Sì, è importante, anche perché quello che viene insegnato ai ragazzi, oltre la tecnica di lavoro, è la merceologia, cioè la conoscenza del prodotto, fondamentale per noi. Se non sappiamo come è fatto un gin, una vodka o se non conosciamo la differenza tra un liquore e un distillato non riusciamo a fare bene il nostro lavoro. E poi, occorre conoscere bene le nuove tecnologie, che quando ho iniziato non c’erano. Mi son dovuta aggiornare e di conseguenza anche i miei collaboratori, ai quali, il più delle volte, insegno l’old style più che il moderno. Anche perché, nel nostro tipo di struttura, si strizza sempre l’occhio al classico. Un’altra cosa su cui punto molto è l’empatia, ingrediente fondamentale nel nostro mestiere, perché in albergo collaboriamo con almeno cinque, sei reparti diversi dai nostri ma tutti, allo stesso tempo, gestiamo il medesimo cliente. Se non riusciamo a essere empatici tra noi e non collaboriamo, stride. E il cliente lo avverte. Per questo cerco di tirar fuori da tutti la parte migliore del loro vissuto, anche se non è sempre facile.

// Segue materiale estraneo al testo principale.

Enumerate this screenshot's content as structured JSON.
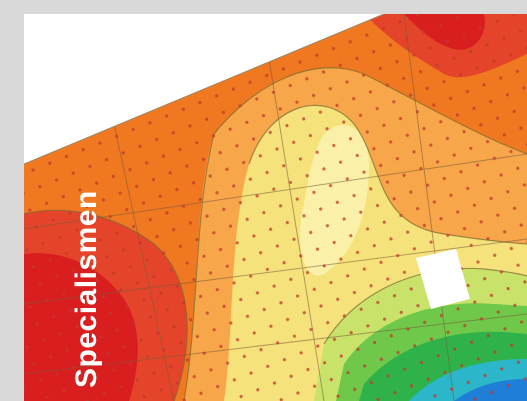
{
  "banner": {
    "label": "Specialismen"
  },
  "colors": {
    "frame_bg": "#d9d9d9",
    "panel_bg": "#ffffff",
    "contour_red": "#d81e1e",
    "contour_orange": "#f07820",
    "contour_light_orange": "#f8a64a",
    "contour_yellow": "#f6e27a",
    "contour_green": "#2fb24a",
    "contour_blue": "#1f7fd6",
    "logo": "#ffffff",
    "label": "#ffffff"
  },
  "icons": {
    "logo": "triangle-logo-icon"
  }
}
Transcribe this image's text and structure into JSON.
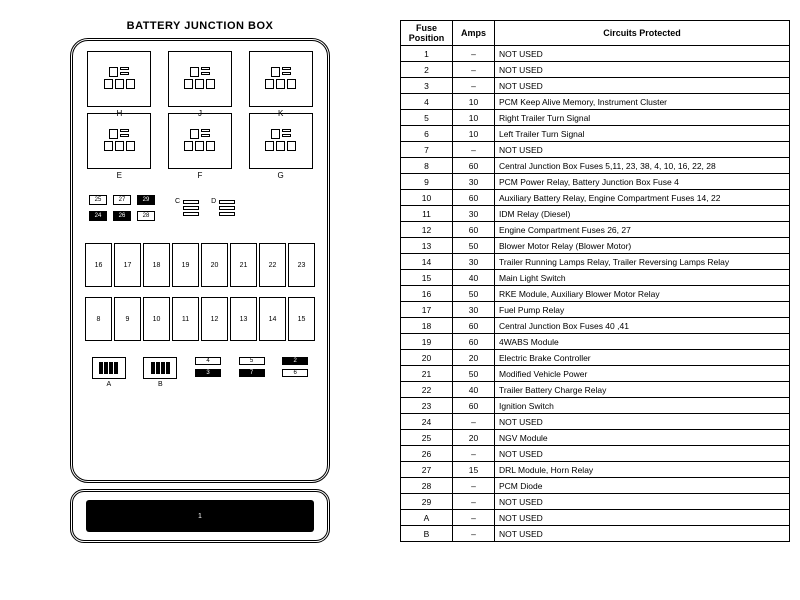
{
  "diagram": {
    "title": "BATTERY JUNCTION BOX",
    "relay_top": [
      "H",
      "J",
      "K"
    ],
    "relay_mid": [
      "E",
      "F",
      "G"
    ],
    "small_fuses_row1": [
      {
        "n": "25",
        "filled": false
      },
      {
        "n": "27",
        "filled": false
      },
      {
        "n": "29",
        "filled": true
      }
    ],
    "small_mini": [
      "C",
      "D"
    ],
    "small_fuses_row2": [
      {
        "n": "24",
        "filled": true
      },
      {
        "n": "26",
        "filled": true
      },
      {
        "n": "28",
        "filled": false
      }
    ],
    "big_row1": [
      "16",
      "17",
      "18",
      "19",
      "20",
      "21",
      "22",
      "23"
    ],
    "big_row2": [
      "8",
      "9",
      "10",
      "11",
      "12",
      "13",
      "14",
      "15"
    ],
    "bottom_relays": [
      "A",
      "B"
    ],
    "bottom_small": [
      {
        "n": "4",
        "solid": false
      },
      {
        "n": "3",
        "solid": true
      },
      {
        "n": "5",
        "solid": false
      },
      {
        "n": "7",
        "solid": true
      },
      {
        "n": "2",
        "solid": true
      },
      {
        "n": "6",
        "solid": false
      }
    ],
    "strip_label": "1"
  },
  "table": {
    "headers": [
      "Fuse Position",
      "Amps",
      "Circuits Protected"
    ],
    "rows": [
      {
        "pos": "1",
        "amps": "–",
        "desc": "NOT USED"
      },
      {
        "pos": "2",
        "amps": "–",
        "desc": "NOT USED"
      },
      {
        "pos": "3",
        "amps": "–",
        "desc": "NOT USED"
      },
      {
        "pos": "4",
        "amps": "10",
        "desc": "PCM Keep Alive Memory, Instrument Cluster"
      },
      {
        "pos": "5",
        "amps": "10",
        "desc": "Right Trailer Turn Signal"
      },
      {
        "pos": "6",
        "amps": "10",
        "desc": "Left Trailer Turn Signal"
      },
      {
        "pos": "7",
        "amps": "–",
        "desc": "NOT USED"
      },
      {
        "pos": "8",
        "amps": "60",
        "desc": "Central Junction Box Fuses 5,11, 23, 38, 4, 10, 16, 22, 28"
      },
      {
        "pos": "9",
        "amps": "30",
        "desc": "PCM Power Relay, Battery Junction Box Fuse 4"
      },
      {
        "pos": "10",
        "amps": "60",
        "desc": "Auxiliary Battery Relay, Engine Compartment Fuses 14, 22"
      },
      {
        "pos": "11",
        "amps": "30",
        "desc": "IDM Relay (Diesel)"
      },
      {
        "pos": "12",
        "amps": "60",
        "desc": "Engine Compartment Fuses 26, 27"
      },
      {
        "pos": "13",
        "amps": "50",
        "desc": "Blower Motor Relay (Blower Motor)"
      },
      {
        "pos": "14",
        "amps": "30",
        "desc": "Trailer Running Lamps Relay, Trailer Reversing Lamps Relay"
      },
      {
        "pos": "15",
        "amps": "40",
        "desc": "Main Light Switch"
      },
      {
        "pos": "16",
        "amps": "50",
        "desc": "RKE Module, Auxiliary Blower Motor Relay"
      },
      {
        "pos": "17",
        "amps": "30",
        "desc": "Fuel Pump Relay"
      },
      {
        "pos": "18",
        "amps": "60",
        "desc": "Central Junction Box Fuses 40 ,41"
      },
      {
        "pos": "19",
        "amps": "60",
        "desc": "4WABS Module"
      },
      {
        "pos": "20",
        "amps": "20",
        "desc": "Electric Brake Controller"
      },
      {
        "pos": "21",
        "amps": "50",
        "desc": "Modified Vehicle Power"
      },
      {
        "pos": "22",
        "amps": "40",
        "desc": "Trailer Battery Charge Relay"
      },
      {
        "pos": "23",
        "amps": "60",
        "desc": "Ignition Switch"
      },
      {
        "pos": "24",
        "amps": "–",
        "desc": "NOT USED"
      },
      {
        "pos": "25",
        "amps": "20",
        "desc": "NGV Module"
      },
      {
        "pos": "26",
        "amps": "–",
        "desc": "NOT USED"
      },
      {
        "pos": "27",
        "amps": "15",
        "desc": "DRL Module, Horn Relay"
      },
      {
        "pos": "28",
        "amps": "–",
        "desc": "PCM Diode"
      },
      {
        "pos": "29",
        "amps": "–",
        "desc": "NOT USED"
      },
      {
        "pos": "A",
        "amps": "–",
        "desc": "NOT USED"
      },
      {
        "pos": "B",
        "amps": "–",
        "desc": "NOT USED"
      }
    ]
  }
}
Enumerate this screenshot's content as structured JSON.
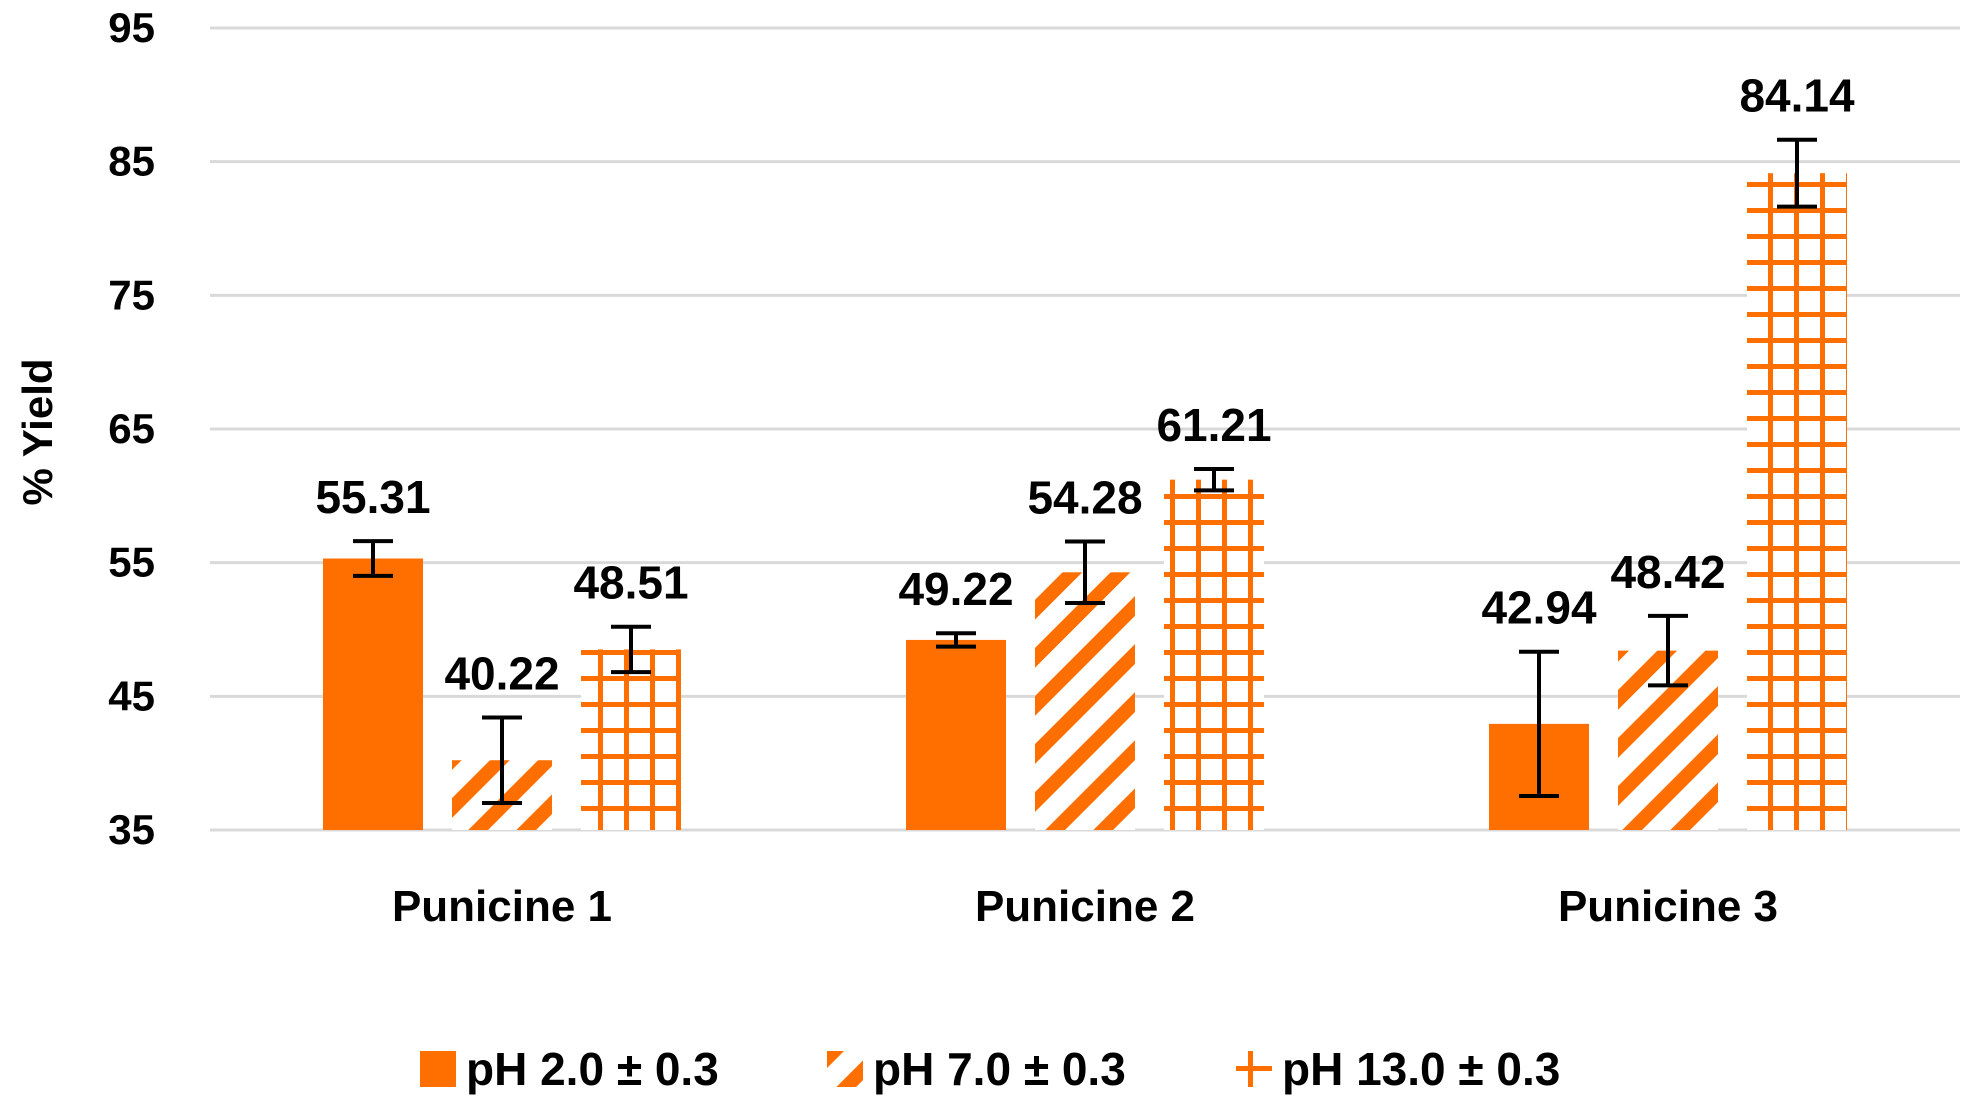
{
  "chart_data": {
    "type": "bar",
    "title": "",
    "xlabel": "",
    "ylabel": "% Yield",
    "ylim": [
      35,
      95
    ],
    "yticks": [
      35,
      45,
      55,
      65,
      75,
      85,
      95
    ],
    "grid": true,
    "legend_position": "bottom",
    "categories": [
      "Punicine 1",
      "Punicine 2",
      "Punicine 3"
    ],
    "series": [
      {
        "name": "pH 2.0 ± 0.3",
        "pattern": "solid",
        "values": [
          55.31,
          49.22,
          42.94
        ],
        "errors": [
          1.3,
          0.5,
          5.4
        ]
      },
      {
        "name": "pH 7.0 ± 0.3",
        "pattern": "diagonal",
        "values": [
          40.22,
          54.28,
          48.42
        ],
        "errors": [
          3.2,
          2.3,
          2.6
        ]
      },
      {
        "name": "pH 13.0 ± 0.3",
        "pattern": "grid",
        "values": [
          48.51,
          61.21,
          84.14
        ],
        "errors": [
          1.7,
          0.8,
          2.5
        ]
      }
    ],
    "color": "#ff6f00"
  }
}
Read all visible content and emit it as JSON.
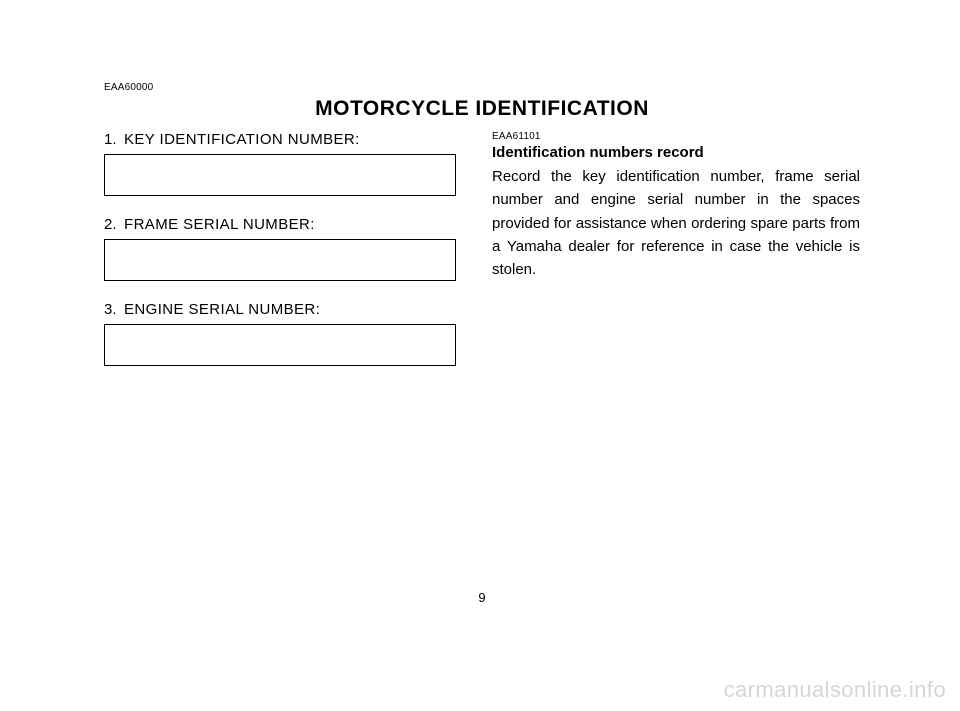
{
  "header": {
    "doc_code": "EAA60000",
    "title": "MOTORCYCLE IDENTIFICATION"
  },
  "left": {
    "fields": [
      {
        "num": "1.",
        "label": "KEY IDENTIFICATION NUMBER:"
      },
      {
        "num": "2.",
        "label": "FRAME SERIAL NUMBER:"
      },
      {
        "num": "3.",
        "label": "ENGINE SERIAL NUMBER:"
      }
    ]
  },
  "right": {
    "doc_code": "EAA61101",
    "heading": "Identification numbers record",
    "body": "Record the key identification number, frame serial number and engine serial number in the spaces provided for assistance when ordering spare parts from a Yamaha dealer for reference in case the vehicle is stolen."
  },
  "page_number": "9",
  "watermark": "carmanualsonline.info"
}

Nell’immaginario c’è il cliente che si confida con il barman. Hai aneddoti particolari da raccontare?
Ce ne sono moltissimi. Uno che mi è rimasto nel cuore è Simon Le Bon al bancone del bar, che quando ero ragazzina era la star dei Duran Duran. Quando me lo sono trovato davanti sono rimasta impietrita. Ricordo la sua gentilezza nei miei confronti, nel chiedermi se avessi avuto bisogno della sua firma per la consumazione. Gli dissi di sì e dentro di me ridevo, pensando “ho avuto l’autografo di Simon le Bon”.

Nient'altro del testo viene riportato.